Still living with his father in the modest home where he was raised, Barber has created a monarch butterfly habitat in the yard.
He collects their eggs and protects the caterpillars until they change into butterflies, releasing hundreds of monarchs every year.
While he may have alienated people inside and outside city hall, he also has loyal friends and admirers.
"As a person he's outspoken, politically incorrect and willing to poke into places people often ignore," said Laurie Kallis, a Hamilton artist who used to live in Mississauga. "And from what I can see, he's paid the price for it."
She credits him, in the Cawthra Bush fight, with saving an extraordinary ecosystem in an urban area.
She and Barber once stopped a developer from chainsawing mature trees on Mississauga Rd. by standing in front of them.
Kallis painted a portrait of Barber at Cawthra Bush for a juried art show, and notes that it later was on display in city hall during a time he was banned from attending council sessions.
Councillors always did want to see him hung, Barber jokes — just not that way.
"He can be a pain in your side sometimes, but he does make sense," says another activist, Roy Willis, who has ruffled a few feathers at city hall himself.

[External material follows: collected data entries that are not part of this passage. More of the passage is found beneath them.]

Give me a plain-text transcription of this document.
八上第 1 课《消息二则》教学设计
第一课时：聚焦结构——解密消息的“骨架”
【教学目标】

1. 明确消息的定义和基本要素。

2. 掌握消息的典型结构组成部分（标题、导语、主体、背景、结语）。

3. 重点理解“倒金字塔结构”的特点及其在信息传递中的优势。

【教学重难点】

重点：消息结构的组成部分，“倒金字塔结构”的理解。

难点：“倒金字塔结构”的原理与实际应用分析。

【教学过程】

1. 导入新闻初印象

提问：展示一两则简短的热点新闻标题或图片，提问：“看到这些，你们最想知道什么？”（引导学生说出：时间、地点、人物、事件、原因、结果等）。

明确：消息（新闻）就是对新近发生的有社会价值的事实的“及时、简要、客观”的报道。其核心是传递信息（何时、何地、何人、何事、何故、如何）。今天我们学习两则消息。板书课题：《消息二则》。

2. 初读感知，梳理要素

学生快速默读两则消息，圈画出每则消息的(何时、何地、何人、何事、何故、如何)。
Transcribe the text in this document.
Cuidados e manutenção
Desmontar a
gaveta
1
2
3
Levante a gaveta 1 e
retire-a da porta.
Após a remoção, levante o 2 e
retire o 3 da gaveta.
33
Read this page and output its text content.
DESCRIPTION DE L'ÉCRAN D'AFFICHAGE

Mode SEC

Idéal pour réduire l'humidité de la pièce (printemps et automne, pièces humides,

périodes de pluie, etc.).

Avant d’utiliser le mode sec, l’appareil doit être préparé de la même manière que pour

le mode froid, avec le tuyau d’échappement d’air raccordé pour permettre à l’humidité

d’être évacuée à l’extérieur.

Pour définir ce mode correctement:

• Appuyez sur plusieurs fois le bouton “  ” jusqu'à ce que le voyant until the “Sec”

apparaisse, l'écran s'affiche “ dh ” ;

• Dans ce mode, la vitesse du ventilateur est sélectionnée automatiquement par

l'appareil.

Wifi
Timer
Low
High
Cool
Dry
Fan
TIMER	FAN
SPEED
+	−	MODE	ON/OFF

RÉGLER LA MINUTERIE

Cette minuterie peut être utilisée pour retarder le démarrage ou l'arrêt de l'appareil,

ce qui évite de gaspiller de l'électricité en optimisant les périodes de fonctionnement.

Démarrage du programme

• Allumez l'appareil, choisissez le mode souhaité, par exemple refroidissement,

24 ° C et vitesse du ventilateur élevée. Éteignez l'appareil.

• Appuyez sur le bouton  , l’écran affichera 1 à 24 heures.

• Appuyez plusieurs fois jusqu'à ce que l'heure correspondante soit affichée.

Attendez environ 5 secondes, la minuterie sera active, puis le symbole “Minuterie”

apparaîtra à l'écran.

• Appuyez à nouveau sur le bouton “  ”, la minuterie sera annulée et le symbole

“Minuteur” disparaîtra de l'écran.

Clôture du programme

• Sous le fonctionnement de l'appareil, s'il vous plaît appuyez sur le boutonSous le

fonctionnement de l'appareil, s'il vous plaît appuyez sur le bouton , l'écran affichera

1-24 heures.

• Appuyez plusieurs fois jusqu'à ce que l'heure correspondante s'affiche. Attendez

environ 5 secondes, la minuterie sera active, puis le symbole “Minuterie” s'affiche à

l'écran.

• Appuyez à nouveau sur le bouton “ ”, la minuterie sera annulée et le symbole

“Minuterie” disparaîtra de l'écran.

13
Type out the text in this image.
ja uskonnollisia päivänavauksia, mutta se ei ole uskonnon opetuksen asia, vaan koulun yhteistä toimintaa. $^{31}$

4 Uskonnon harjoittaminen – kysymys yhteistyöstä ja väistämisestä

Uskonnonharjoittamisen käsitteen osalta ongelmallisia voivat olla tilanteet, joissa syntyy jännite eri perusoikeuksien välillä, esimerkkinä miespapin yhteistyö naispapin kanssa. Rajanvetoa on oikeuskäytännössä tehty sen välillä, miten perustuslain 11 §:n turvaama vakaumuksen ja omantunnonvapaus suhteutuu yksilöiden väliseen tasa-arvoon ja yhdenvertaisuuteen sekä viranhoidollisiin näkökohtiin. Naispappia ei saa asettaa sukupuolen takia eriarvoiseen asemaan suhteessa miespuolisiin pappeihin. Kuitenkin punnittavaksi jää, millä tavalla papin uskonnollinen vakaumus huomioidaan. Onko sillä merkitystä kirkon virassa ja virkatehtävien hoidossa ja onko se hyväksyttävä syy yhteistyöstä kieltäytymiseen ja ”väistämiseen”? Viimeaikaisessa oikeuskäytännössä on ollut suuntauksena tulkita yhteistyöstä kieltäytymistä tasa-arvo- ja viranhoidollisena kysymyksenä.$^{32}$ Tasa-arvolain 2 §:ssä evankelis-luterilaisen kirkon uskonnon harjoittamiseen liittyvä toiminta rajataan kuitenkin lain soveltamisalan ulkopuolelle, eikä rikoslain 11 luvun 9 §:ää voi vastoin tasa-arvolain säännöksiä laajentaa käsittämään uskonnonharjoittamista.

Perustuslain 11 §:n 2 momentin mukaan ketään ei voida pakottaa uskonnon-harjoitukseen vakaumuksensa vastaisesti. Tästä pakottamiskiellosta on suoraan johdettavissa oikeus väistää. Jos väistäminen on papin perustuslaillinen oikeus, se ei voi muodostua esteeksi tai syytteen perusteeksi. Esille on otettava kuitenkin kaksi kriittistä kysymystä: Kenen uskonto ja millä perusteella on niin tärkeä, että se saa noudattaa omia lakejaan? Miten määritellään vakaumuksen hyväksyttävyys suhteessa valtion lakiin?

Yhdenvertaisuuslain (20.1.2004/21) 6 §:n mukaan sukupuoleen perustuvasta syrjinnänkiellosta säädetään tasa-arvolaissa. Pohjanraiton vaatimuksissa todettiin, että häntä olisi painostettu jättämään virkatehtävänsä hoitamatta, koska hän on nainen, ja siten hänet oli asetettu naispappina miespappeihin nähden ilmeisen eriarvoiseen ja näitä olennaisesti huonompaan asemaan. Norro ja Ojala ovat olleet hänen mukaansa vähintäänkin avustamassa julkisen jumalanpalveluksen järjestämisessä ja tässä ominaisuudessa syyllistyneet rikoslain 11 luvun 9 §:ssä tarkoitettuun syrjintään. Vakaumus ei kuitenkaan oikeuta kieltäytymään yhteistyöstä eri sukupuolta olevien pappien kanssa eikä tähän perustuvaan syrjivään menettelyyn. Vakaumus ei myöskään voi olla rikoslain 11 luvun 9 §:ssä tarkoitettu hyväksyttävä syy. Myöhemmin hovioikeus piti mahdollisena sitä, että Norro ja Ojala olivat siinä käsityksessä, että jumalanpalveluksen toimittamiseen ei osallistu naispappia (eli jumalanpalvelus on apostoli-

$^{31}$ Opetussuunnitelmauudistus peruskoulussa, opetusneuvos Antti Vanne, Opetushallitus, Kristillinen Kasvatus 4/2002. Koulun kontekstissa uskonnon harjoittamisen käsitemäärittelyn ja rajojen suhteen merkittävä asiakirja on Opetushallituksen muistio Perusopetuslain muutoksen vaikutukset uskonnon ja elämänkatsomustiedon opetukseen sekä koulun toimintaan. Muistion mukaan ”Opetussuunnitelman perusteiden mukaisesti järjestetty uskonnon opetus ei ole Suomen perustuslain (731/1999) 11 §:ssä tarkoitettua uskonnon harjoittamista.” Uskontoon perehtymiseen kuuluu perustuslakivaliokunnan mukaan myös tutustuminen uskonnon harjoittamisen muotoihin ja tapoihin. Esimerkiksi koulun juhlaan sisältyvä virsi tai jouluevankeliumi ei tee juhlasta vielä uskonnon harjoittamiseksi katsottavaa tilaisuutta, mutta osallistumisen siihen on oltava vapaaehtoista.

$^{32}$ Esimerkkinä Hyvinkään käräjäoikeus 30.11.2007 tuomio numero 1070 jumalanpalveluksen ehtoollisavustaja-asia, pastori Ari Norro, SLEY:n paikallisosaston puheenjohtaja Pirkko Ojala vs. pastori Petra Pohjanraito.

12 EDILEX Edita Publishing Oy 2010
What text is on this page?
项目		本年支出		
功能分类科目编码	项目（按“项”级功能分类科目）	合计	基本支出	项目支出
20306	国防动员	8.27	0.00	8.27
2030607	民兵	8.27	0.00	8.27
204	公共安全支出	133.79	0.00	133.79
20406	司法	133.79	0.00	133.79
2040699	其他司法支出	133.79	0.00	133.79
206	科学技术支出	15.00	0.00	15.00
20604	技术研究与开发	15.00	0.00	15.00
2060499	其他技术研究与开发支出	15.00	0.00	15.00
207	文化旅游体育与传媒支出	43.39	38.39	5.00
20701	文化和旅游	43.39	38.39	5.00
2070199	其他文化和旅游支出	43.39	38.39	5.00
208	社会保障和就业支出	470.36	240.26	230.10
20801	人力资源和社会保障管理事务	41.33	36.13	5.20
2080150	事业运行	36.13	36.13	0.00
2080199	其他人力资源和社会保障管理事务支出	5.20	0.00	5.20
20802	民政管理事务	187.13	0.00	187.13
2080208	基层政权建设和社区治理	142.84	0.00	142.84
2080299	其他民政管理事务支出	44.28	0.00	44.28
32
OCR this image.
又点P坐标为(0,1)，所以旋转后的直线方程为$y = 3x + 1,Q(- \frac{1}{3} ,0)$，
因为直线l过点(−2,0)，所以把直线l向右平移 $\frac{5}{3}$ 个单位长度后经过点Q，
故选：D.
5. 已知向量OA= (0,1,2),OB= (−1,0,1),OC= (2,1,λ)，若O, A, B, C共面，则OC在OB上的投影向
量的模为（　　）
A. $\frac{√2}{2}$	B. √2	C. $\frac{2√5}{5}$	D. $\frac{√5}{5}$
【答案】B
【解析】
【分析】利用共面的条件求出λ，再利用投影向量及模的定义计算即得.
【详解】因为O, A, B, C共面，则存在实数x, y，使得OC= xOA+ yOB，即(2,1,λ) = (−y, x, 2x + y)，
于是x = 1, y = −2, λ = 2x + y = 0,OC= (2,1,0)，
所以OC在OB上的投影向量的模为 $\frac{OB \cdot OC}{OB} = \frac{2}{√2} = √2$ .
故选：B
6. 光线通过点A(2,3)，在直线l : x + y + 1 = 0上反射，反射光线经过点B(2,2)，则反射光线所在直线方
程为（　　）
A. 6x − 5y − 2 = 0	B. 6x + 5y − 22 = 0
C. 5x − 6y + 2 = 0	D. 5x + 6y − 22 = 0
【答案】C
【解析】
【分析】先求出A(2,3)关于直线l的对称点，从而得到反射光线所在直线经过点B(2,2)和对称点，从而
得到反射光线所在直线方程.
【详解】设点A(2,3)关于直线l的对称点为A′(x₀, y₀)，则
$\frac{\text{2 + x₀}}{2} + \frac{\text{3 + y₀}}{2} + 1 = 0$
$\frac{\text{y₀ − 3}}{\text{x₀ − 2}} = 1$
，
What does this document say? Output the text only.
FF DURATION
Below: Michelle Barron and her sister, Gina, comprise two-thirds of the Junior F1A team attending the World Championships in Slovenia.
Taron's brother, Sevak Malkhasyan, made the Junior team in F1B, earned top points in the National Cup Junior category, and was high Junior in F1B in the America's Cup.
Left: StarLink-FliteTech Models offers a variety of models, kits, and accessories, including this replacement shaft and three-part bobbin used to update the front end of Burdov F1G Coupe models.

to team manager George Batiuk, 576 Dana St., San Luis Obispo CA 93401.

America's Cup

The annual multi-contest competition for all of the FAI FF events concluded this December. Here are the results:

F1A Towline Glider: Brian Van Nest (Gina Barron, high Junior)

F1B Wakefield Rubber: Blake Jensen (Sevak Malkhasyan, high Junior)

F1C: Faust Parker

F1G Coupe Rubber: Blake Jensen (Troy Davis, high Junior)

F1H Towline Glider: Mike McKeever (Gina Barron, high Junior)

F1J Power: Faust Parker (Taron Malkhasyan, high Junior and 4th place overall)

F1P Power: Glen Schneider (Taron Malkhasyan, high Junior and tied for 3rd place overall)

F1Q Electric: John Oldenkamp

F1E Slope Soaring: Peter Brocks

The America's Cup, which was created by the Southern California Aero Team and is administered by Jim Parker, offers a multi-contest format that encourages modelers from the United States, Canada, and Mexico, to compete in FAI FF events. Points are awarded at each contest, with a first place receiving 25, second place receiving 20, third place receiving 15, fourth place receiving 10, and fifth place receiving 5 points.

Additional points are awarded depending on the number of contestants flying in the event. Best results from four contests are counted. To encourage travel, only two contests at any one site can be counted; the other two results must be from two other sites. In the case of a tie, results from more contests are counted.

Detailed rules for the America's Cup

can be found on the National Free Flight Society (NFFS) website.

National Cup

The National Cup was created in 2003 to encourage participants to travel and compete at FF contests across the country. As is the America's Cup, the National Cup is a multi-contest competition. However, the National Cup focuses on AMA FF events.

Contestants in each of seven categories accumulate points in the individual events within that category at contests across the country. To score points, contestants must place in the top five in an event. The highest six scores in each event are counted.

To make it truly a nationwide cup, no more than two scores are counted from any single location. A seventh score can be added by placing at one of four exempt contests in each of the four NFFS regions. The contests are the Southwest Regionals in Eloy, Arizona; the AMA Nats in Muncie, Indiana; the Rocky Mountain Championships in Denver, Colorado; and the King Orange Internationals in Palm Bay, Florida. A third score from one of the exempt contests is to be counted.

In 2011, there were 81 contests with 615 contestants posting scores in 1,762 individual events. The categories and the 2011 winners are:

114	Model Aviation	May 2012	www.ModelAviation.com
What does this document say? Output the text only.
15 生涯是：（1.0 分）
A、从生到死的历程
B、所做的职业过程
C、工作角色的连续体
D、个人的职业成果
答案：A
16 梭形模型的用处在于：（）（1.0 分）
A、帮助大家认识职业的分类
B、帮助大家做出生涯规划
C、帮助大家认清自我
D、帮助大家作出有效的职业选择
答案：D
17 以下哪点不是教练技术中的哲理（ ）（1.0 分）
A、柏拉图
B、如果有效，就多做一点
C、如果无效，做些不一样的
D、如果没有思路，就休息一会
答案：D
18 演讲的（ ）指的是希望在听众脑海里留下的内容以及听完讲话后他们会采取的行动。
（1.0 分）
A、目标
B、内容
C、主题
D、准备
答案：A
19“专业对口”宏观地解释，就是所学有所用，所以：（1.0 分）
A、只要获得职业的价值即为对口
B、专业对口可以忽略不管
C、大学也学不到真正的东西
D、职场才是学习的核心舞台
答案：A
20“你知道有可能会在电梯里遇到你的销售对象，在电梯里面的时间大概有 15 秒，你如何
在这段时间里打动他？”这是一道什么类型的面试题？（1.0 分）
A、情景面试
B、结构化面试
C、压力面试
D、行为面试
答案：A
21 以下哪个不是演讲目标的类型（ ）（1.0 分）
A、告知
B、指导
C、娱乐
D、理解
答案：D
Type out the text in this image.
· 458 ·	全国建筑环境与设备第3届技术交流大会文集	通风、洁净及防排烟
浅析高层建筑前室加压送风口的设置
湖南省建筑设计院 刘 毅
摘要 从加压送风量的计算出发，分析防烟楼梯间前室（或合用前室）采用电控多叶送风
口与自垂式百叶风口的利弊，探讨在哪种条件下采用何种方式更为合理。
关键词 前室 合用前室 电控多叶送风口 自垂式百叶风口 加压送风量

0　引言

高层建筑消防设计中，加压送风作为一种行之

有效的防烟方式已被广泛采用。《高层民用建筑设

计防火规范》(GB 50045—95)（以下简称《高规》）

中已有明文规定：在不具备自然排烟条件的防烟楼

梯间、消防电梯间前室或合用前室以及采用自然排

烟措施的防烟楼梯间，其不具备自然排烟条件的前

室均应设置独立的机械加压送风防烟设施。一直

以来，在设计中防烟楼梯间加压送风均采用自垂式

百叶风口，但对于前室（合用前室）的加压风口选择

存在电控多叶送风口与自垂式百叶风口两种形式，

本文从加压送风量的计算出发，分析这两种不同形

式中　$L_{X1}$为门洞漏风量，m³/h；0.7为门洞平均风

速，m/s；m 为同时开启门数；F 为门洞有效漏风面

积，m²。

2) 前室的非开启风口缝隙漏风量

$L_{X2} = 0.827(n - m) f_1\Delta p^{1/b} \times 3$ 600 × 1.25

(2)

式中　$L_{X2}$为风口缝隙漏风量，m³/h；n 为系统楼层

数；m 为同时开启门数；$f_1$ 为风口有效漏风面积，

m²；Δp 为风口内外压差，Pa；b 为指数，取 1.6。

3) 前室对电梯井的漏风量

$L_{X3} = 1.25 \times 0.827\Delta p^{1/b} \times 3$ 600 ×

"He's very intelligent, does his homework and his research," says Willis, "but he goes about it the wrong way, in my opinion. (Councillors) get their backs up, get mad at him, and no matter what he says, they will not listen just because it's Don Barber."
John Walker, a next-door neighbour who has known Barber for 50 years, describes him as "a very gentle person. He feeds the squirrels. He wouldn't hurt a flea."
A friend, Virginia Hughes, admires Barber's efforts for wildlife.
"Recently he saved four orphaned baby skunks," Hughes said.
"Whenever I come across an injured bird or animal, I call him and he's there in a heartbeat."